Nevermind, after some more searching I found 9:13 in the CLL:

Contradictory negation involving BAI cmavo is performed by appending ``-nai'' (of selma'o NAI) to the BAI. A common use of modals with ``-nai'' is to deny a causal relationship:

13.1)    mi nelci do mu'inai le nu do nelci mi
    I like you, but not because you like me.

So, there's that.
That leads me to another question though.  One of the examples that the CLL used shows a scenario like {broda bai tu'a mi} which seemed funny to me.  After looking up {tu'a} I see:
 tu'a      LAhE     the bridi implied by                      extracts a concrete sumti from an unspecified abstraction; equivalent to le nu/su'u [sumti] co'e
Now, is the output of {tu'a ko'a} a sumti or a bridi?  Because the two things are not at all the same (BAI takes a sumti, not a bridi!).  It seems that {tu'a} produces a sumti (that's how everyone seems to use it anyawy), but if that's the case then "the bridi implied by" seems very misleading.
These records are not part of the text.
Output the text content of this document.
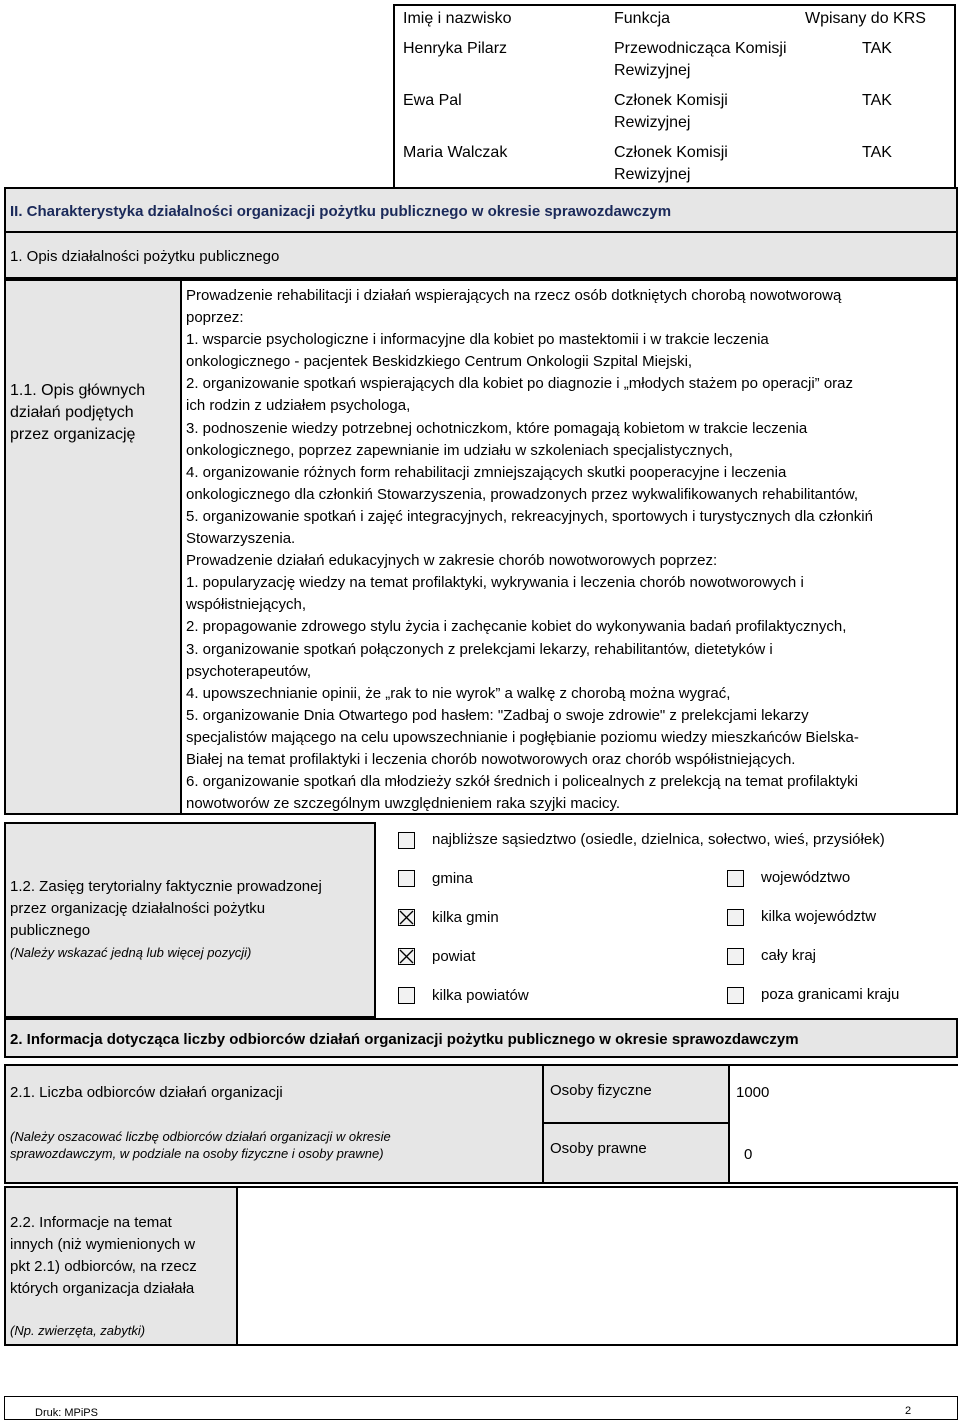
Imię i nazwisko	Funkcja	Wpisany do KRS
Henryka Pilarz	Przewodnicząca Komisji
Rewizyjnej
TAK
Ewa Pal	Członek Komisji
Rewizyjnej
TAK
Maria Walczak	Członek Komisji
Rewizyjnej
TAK
II. Charakterystyka działalności organizacji pożytku publicznego w okresie sprawozdawczym
1. Opis działalności pożytku publicznego
1.1. Opis głównych
działań podjętych
przez organizację
Prowadzenie rehabilitacji i działań wspierających na rzecz osób dotkniętych chorobą nowotworową
poprzez:
1. wsparcie psychologiczne i informacyjne dla kobiet po mastektomii i w trakcie leczenia
onkologicznego - pacjentek Beskidzkiego Centrum Onkologii Szpital Miejski,
2. organizowanie spotkań wspierających dla kobiet po diagnozie i „młodych stażem po operacji” oraz
ich rodzin z udziałem psychologa,
3. podnoszenie wiedzy potrzebnej ochotniczkom, które pomagają kobietom w trakcie leczenia
onkologicznego, poprzez zapewnianie im udziału w szkoleniach specjalistycznych,
4. organizowanie różnych form rehabilitacji zmniejszających skutki pooperacyjne i leczenia
onkologicznego dla członkiń Stowarzyszenia, prowadzonych przez wykwalifikowanych rehabilitantów,
5. organizowanie spotkań i zajęć integracyjnych, rekreacyjnych, sportowych i turystycznych dla członkiń
Stowarzyszenia.
Prowadzenie działań edukacyjnych w zakresie chorób nowotworowych poprzez:
1. popularyzację wiedzy na temat profilaktyki, wykrywania i leczenia chorób nowotworowych i
współistniejących,
2. propagowanie zdrowego stylu życia i zachęcanie kobiet do wykonywania badań profilaktycznych,
3. organizowanie spotkań połączonych z prelekcjami lekarzy, rehabilitantów, dietetyków i
psychoterapeutów,
4. upowszechnianie opinii, że „rak to nie wyrok” a walkę z chorobą można wygrać,
5. organizowanie Dnia Otwartego pod hasłem: "Zadbaj o swoje zdrowie" z prelekcjami lekarzy
specjalistów mającego na celu upowszechnianie i pogłębianie poziomu wiedzy mieszkańców Bielska-
Białej na temat profilaktyki i leczenia chorób nowotworowych oraz chorób współistniejących.
6. organizowanie spotkań dla młodzieży szkół średnich i policealnych z prelekcją na temat profilaktyki
nowotworów ze szczególnym uwzględnieniem raka szyjki macicy.
1.2. Zasięg terytorialny faktycznie prowadzonej
przez organizację działalności pożytku
publicznego
(Należy wskazać jedną lub więcej pozycji)
najbliższe sąsiedztwo (osiedle, dzielnica, sołectwo, wieś, przysiółek)
gmina
kilka gmin
powiat
kilka powiatów
województwo
kilka województw
cały kraj
poza granicami kraju
2. Informacja dotycząca liczby odbiorców działań organizacji pożytku publicznego w okresie sprawozdawczym
2.1. Liczba odbiorców działań organizacji
(Należy oszacować liczbę odbiorców działań organizacji w okresie
sprawozdawczym, w podziale na osoby fizyczne i osoby prawne)
Osoby fizyczne	1000
Osoby prawne	0
2.2. Informacje na temat
innych (niż wymienionych w
pkt 2.1) odbiorców, na rzecz
których organizacja działała
(Np. zwierzęta, zabytki)
Druk: MPiPS	2
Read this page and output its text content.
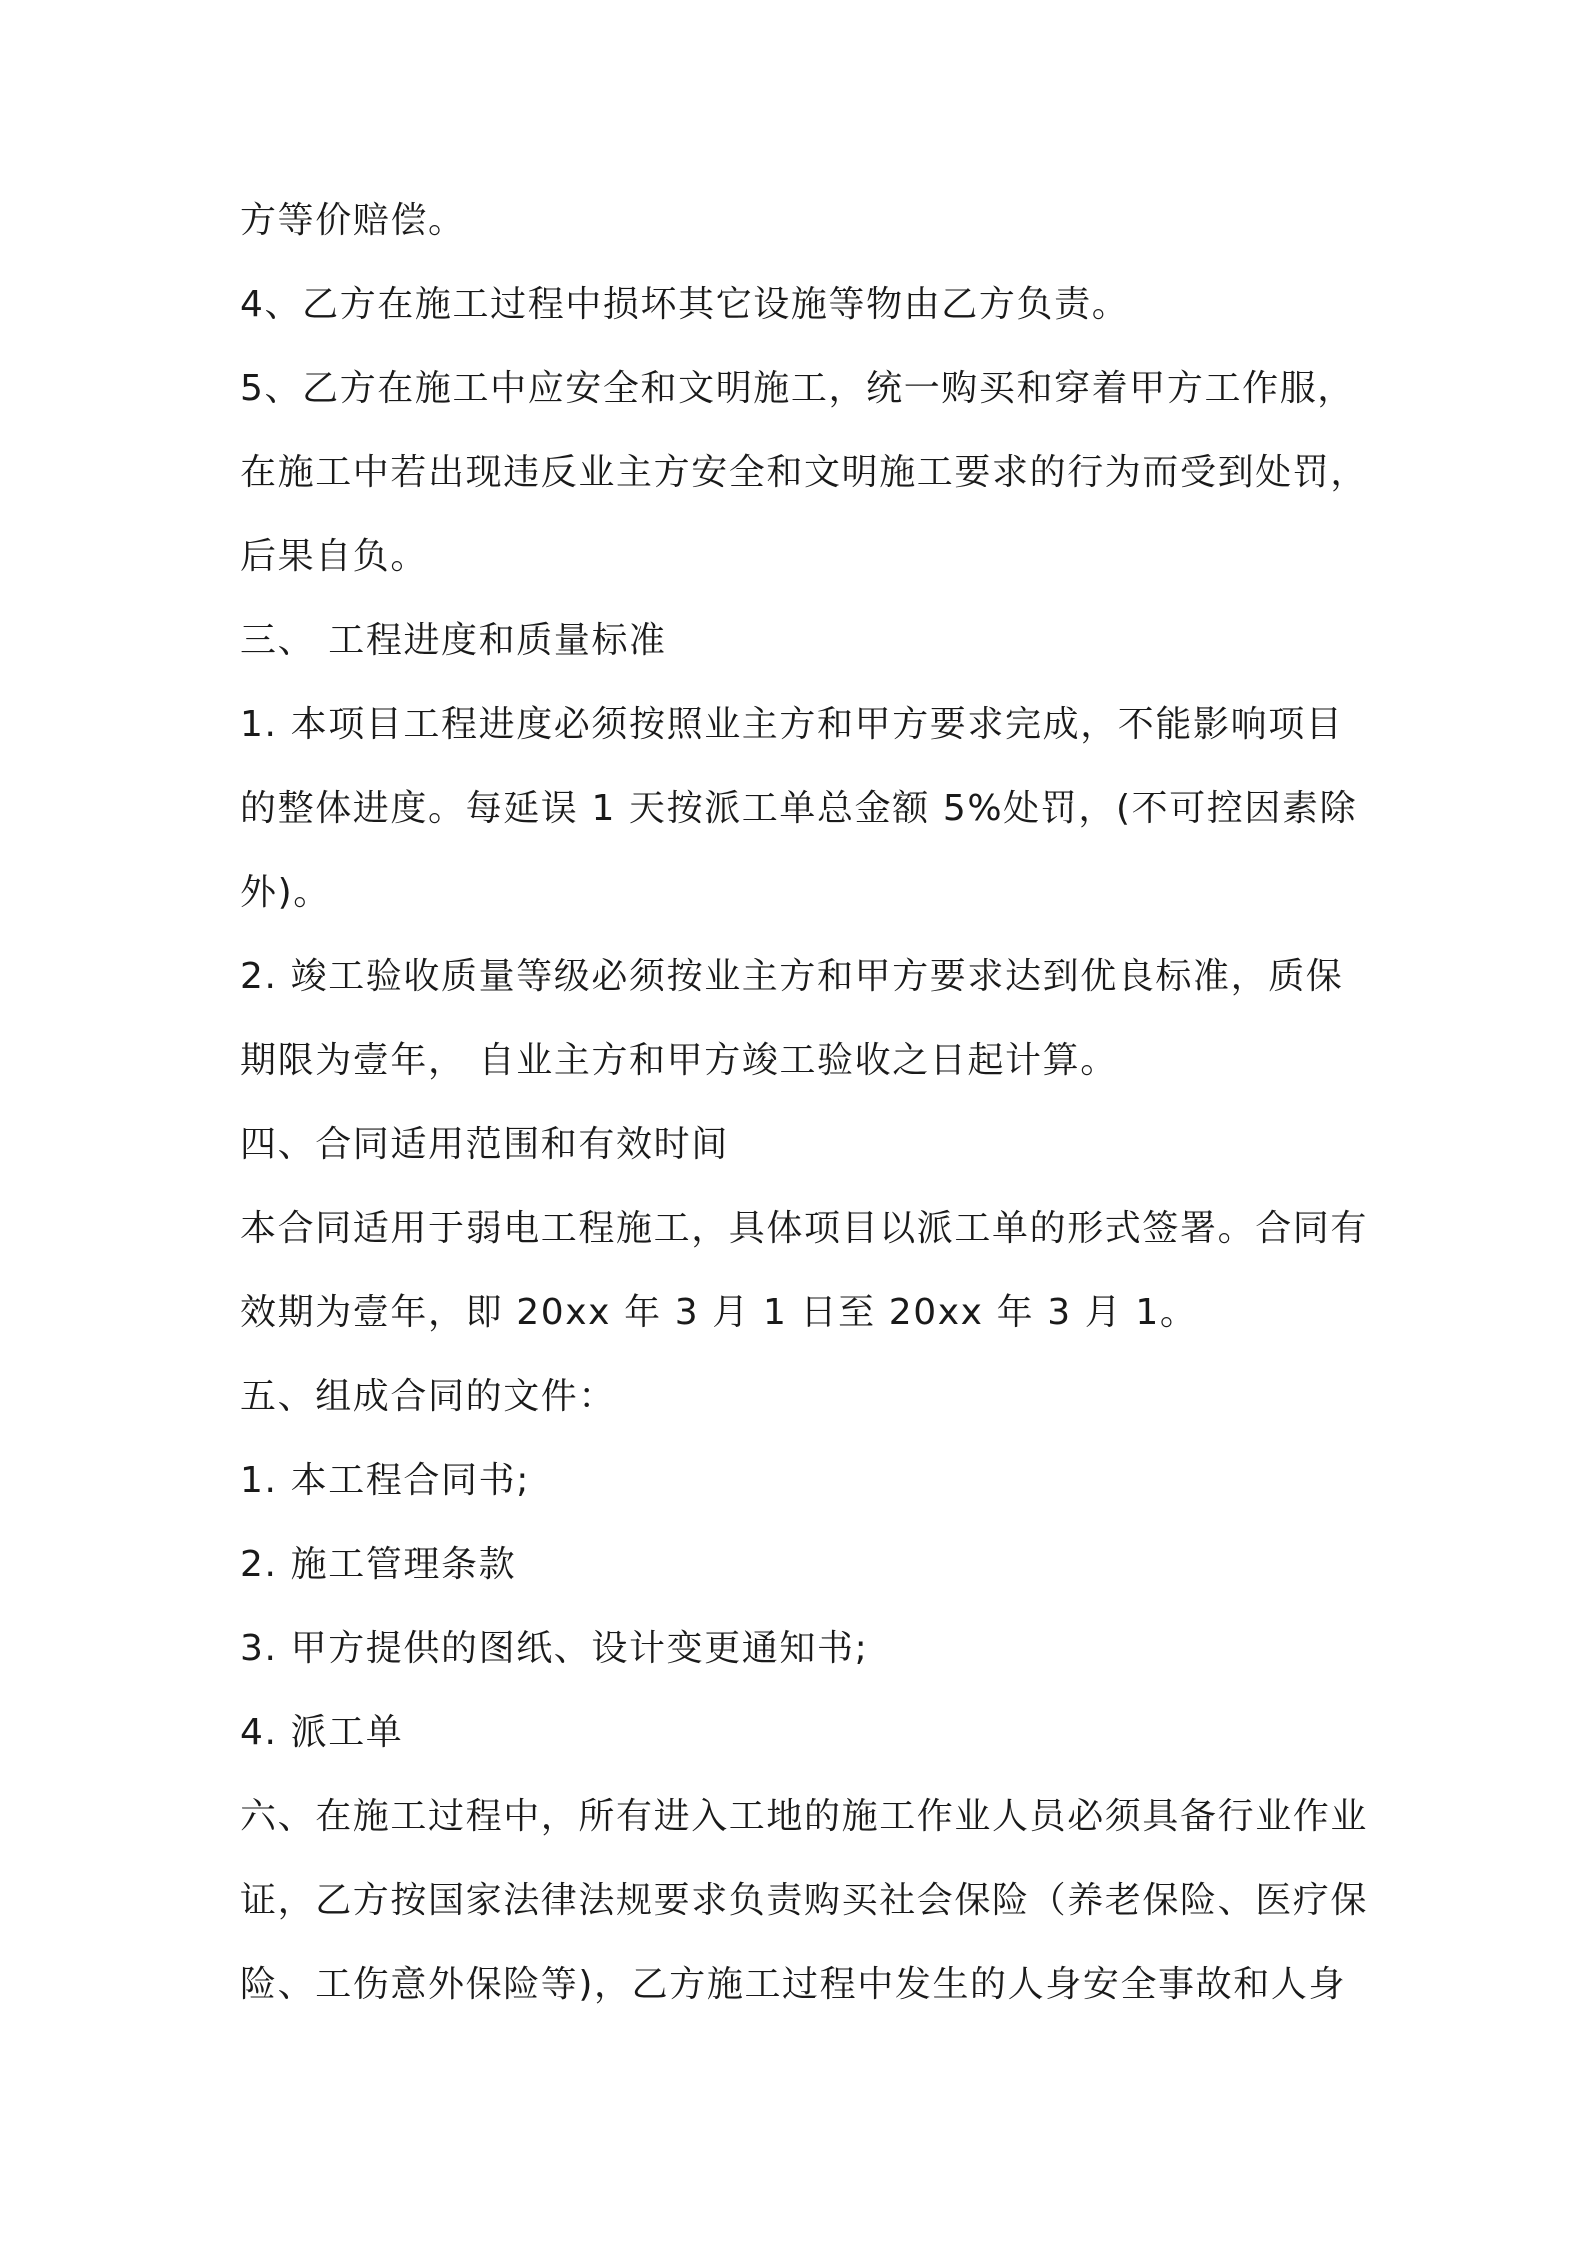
方等价赔偿。

4、乙方在施工过程中损坏其它设施等物由乙方负责。

5、乙方在施工中应安全和文明施工，统一购买和穿着甲方工作服，

在施工中若出现违反业主方安全和文明施工要求的行为而受到处罚，

后果自负。

三、 工程进度和质量标准

1. 本项目工程进度必须按照业主方和甲方要求完成，不能影响项目

的整体进度。每延误 1 天按派工单总金额 5%处罚，(不可控因素除

外)。

2. 竣工验收质量等级必须按业主方和甲方要求达到优良标准，质保

期限为壹年， 自业主方和甲方竣工验收之日起计算。

四、合同适用范围和有效时间

本合同适用于弱电工程施工，具体项目以派工单的形式签署。合同有

效期为壹年，即 20xx 年 3 月 1 日至 20xx 年 3 月 1。

五、组成合同的文件：

1. 本工程合同书;

2. 施工管理条款

3. 甲方提供的图纸、设计变更通知书;

4. 派工单

六、在施工过程中，所有进入工地的施工作业人员必须具备行业作业

证，乙方按国家法律法规要求负责购买社会保险（养老保险、医疗保

险、工伤意外保险等)，乙方施工过程中发生的人身安全事故和人身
On Wed, Apr 14, 2010 at 10:57 AM, Luke Bergen <lukeabergen@gmail.com> wrote:
I have seen (and often use) {broda va'o lo nu brode} to mean "broda when/if/under-conditions lo nu brode".  But what if I want to say something like:  "go visit john unless he doesn't want you to".  Can I use {BAInai} to mean something like the inverse of {BAI}?  e.g.   {ko vitke la djan va'onai lo nu ri na djica}.

Or if I say {mi viska do sepi'onai lo darctatci} have I just said "I see you without using a telescope", something entirely different, or something non-grammatical?